Consider this string (notice the horizontal scroll - the string is long):
$content = 'Xxxxxx xx xxxx xxxxxx/xxxx xxxxxxx xx xxxxx xx xxx XXXXXXX/XXXXX XXXX XXXXXXX XXXX XXXXXX XXXXX XXXXXX XXXXXX XXXXXX XXXXX XXXXXX';
I have my own mb_trim()
function to support unicode strings, but I found it's performing really bad for this string in specific.
After debugging, I realized that it's just the "end-of-string" bit that doesn't perform, while "beginning-of-string" is fine.
So, just doing this (minimal code):
$trim = preg_replace('/\s+$/u', '', $content);
This takes 2s ~ 3s.
But even without the u
modifier, it still takes ~1.60s.
If I replace the spaces in the middle with some letter, the preg_replace
will take 0s.
Is there a way to fix this performance issue?
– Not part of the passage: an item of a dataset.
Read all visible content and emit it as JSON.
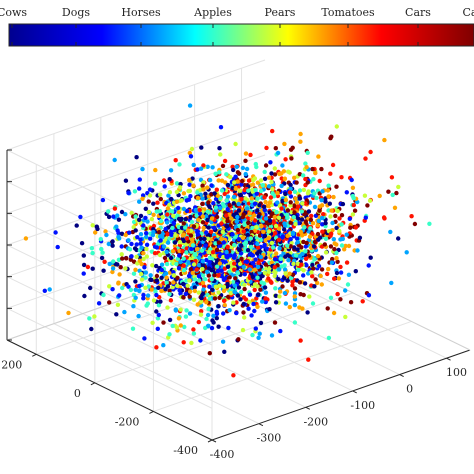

It's funny that if I run this:
$trim = preg_replace('/\s{2,}/u', ' ', $content);
$trim = preg_replace('/\s+$/u', '', $trim);
This will run fast.
But I don't understand why are the spaces in the middle of the string a problem for an "end-of-string" regex. I'd think it would be optimized in a way that it would only look at the end of the string and not in the middle.
--
UPDATE - This seems to take the 2s on the server running AlmaLinux (even though it has a very good CPU and RAM) and on a Docker container running CentOS 7 on a Windows. But if I run the script on the Windows itself, it runs instantly. It also runs fast on 3v4l.
I tried on another Linux host running PHP 7.4, and it took 5.4s.
I wonder what could be causing the hang on the Linux systems above?